To The ISS, And Beyond

Alongside Szamalek’s writing for The Blood of Dawnwalker, he’s been penning a novel. Inner Space is a thriller set aboard the International Space Station. Suspicions of espionage rise between American and Russian astronauts as the latter’s government orders the invasion of Ukraine on the planet below. Tense and exciting, the novel is an exploration of the human psyche as much as it is the politics of the 2020s. But it all started because his daughter asked questions he didn’t know the answers to.
“I quickly realized that I know very little about everything that’s up above and that I lost that wonderful sense of wonder that kids have,” he explains. “They go out on a summer night, and they look up and they see the stars. Their jaws drop, and they’re like, ‘What’s all that and how do we fit into it.’ We [adults] fail to notice it any more […] It was a really beautiful adventure for me to try to understand all those things better so I could discuss them with my daughter and help her comprehend how we’re placed in the universe.”

On a trip to the Cité de l’Espace in Toulouse, France, Szamalek and his family entered a full-scale replica of the Russian space station, Mir. Szamalek isn’t a claustrophobic person, he tells me, but the cramped space with buttons and wires on every surface made him uncomfortable. It seems that this, as well as his research to answer his daughter’s questions, is where his novel was born.
As well as confronting questions of technology – vitally important to the author – and the cosmos, Szamalek is leaning hard into the geopolitical thriller in a sense that is reminiscent of classic locked-room mysteries of yore. You feel that same sense of claustrophobia that he felt aboard Mir, a sense that is exacerbated by escalating tensions between the American astronauts and Russian cosmonauts on board. The ISS becomes a microcosm of society, and Szamalek likens it to a divorced couple forced to cohabit while they pay off the remainder of the mortgage.
“The ISS is the product of a different era,” he says. “Where it felt like we could all come together for a greater cause, forget about our differences, and make things better – the Star Trek view of the universe.”
There are numerous differences between working on games and writing a book – most notably, the interactivity or lack thereof in each medium – but Szamalek was keen to explore less likeable characters and antiheroes in his novel, as he doesn’t believe there’s much space for them in games.
“The biggest challenge I found is that, in video games, you have to find your protagonist’s motivations and behaviors relatable,” he explains. “You have to be able to see yourself in the protagonist.”
On the other hand, books struggle to portray the element of choice, agency, of free will. “Choice is probably the most human thing there is,” Szamalek says. “You go through life and a lot of the time it may feel like you’re just going through the motions or following whatever current is taking you downstream right now.
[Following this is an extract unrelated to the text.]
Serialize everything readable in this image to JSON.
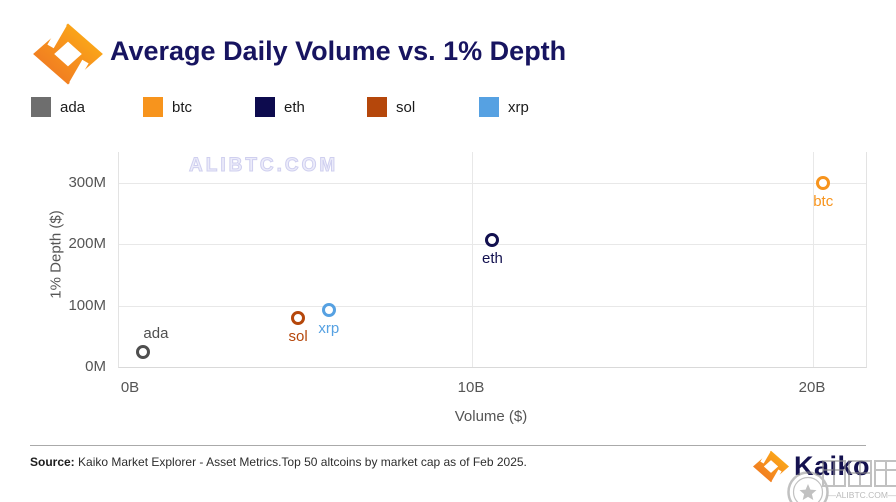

But there come moments where you realise that whatever you do or say now will affect your life moving forward. It’s a powerful feeling when you realise the road forks.

“Literature, try as it might, will never be able to convey that feeling, that moment, as well as games. Those moments where you’re facing these powerful choices are the moments where you truly feel alive and it can be scary. It can be fascinating.”
Szamalek clearly finds a balance between writing novels and video games, and stimulates different narrative muscles in each. He’s worked to find a balance while working what is effectively two jobs at once, and comes across as creatively fulfilled. Whatever risk was posed with leaving CD Projekt four years ago seems to have paid off. Inner Space offers a tense, linear tale of real-world politics and technology. The Blood of Dawnwalker trailer was well-received, and the storytelling ramifications of his open-ended narrative structure only excite me further.
If Szamalek can continue to balance all his projects with family life in Canada, his passion for storytelling promises treats in interactive and traditional fiction.
Inner Space is available from bookshops today, July 15, and The Blood of Dawnwalker is currently set for a 2026 release.